The countries said Ukraine would receive within the coming months at least 100 Leopard 1 A5 tanks as well as training, logistical support, spare parts and an ammunition package.
German Defence Minister Boris Pistorius, on a surprise visit to Kyiv, said between 20 and 25 of the tanks would arrive by summer, about 80 by the end of the year and more than 100 in 2024, according to a statement by Ukrainian Defence Minister Oleksii Reznikov’s office after the counterparts met.
Dutch Defence Minister Kasja Ollongren said the Leopard 1 was “definitely still suitable” for combat use despite being an older model.
“It’s really a tested tank,” she said on Dutch national broadcaster NOS. “They’re being fixed up and made battle-ready, so they will definitely be useful for the Ukrainians, and also better than a number of Russian tanks.”
Details of the deal still need to be worked out with the companies that own the tanks, according to the statement.
The exact number of tanks and whether there would be cost-sharing with the companies were not immediately clear.

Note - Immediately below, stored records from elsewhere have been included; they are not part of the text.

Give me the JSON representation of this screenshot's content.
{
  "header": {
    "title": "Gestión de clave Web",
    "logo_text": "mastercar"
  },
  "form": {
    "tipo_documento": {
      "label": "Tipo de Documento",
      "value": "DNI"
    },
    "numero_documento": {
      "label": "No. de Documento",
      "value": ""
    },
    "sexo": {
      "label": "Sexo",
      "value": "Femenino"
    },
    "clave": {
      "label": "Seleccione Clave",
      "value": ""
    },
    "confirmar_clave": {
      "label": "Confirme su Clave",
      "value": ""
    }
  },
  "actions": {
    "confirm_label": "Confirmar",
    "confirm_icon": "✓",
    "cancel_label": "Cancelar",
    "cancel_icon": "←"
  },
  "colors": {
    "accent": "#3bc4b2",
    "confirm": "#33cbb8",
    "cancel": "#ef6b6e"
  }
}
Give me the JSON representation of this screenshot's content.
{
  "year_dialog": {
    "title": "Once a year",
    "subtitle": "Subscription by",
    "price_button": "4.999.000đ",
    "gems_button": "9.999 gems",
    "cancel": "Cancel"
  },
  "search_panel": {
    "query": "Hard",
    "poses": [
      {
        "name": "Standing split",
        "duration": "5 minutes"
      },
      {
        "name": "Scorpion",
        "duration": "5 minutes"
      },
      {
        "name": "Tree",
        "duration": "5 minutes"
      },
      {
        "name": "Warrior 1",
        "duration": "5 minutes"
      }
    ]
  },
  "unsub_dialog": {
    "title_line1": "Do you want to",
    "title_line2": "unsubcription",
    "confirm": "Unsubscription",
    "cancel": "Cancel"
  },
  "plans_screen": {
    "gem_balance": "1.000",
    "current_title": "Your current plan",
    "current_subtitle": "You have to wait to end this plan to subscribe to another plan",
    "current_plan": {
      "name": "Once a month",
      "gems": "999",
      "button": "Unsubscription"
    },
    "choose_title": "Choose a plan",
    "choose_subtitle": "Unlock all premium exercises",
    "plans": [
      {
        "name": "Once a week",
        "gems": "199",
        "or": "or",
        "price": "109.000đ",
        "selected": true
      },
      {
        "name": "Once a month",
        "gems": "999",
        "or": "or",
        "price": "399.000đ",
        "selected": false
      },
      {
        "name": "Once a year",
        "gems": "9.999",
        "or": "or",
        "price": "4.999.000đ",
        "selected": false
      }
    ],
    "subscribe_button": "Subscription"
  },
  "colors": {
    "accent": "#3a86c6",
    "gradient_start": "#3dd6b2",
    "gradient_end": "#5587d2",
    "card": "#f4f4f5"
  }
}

There are some 180 Leopard 1 tanks in Germany owned by arms maker Rheinmetall RHMG.DE and a company in northern Germany.
In total, the German government approved the export of up to 178 Leopard 1 tanks to Ukraine.

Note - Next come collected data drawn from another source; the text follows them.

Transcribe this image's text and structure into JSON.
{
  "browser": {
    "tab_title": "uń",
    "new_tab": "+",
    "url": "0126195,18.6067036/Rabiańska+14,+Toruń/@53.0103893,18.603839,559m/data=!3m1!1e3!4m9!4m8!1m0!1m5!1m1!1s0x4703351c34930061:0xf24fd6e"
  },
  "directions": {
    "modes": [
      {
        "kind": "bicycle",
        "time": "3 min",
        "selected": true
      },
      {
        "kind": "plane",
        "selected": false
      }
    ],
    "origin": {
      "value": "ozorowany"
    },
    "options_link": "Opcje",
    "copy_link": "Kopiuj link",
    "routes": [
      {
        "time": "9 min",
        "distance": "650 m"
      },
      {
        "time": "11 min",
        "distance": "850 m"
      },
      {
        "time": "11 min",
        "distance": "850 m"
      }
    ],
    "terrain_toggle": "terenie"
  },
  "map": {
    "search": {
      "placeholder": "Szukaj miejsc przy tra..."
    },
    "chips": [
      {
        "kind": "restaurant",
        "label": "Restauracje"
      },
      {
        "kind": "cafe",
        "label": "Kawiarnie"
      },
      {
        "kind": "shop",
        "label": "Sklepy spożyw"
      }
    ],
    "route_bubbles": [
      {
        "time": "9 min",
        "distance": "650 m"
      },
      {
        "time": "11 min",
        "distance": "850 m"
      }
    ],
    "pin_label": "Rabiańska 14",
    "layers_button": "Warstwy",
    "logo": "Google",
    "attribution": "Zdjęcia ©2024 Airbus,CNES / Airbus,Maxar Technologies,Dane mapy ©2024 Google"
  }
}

“How many of these tanks can actually be delivered to Ukraine at the end of the day depends on the extent of the restoration work needed,” the German economy and the defence ministries said in a joint statement.
Standing beside Reznikov in Kyiv, Pistorius noted he had earlier seen off Ukrainian forces departing for training in Germany on the more modern Leopard 2 tanks his country has also promised Ukraine.
Reznikov tweeted a picture of himself and Pistorius posing with a scale model Leopard in a display case, writing: “The ‘first’ Leopard 2 has arrived in Kyiv.” The German defence ministry later tweeted that the actual Leopard 2s would be available at the end of March.
Denmark, Germany and the Netherlands said their Leopard 1 initiative was open to further partners, adding Belgium had shown “initial interest to participate”.
Earlier, the head of German arms maker Rheinmetall said it would send Ukraine 20-25 Leopards this year, with the rest of the 88 Leopard 1 tanks it owns in total to be sent next year.
The move follows the German government’s decision last month, amid mounting international pressure, to deliver more modern Leopard 2 battle tanks from army stocks.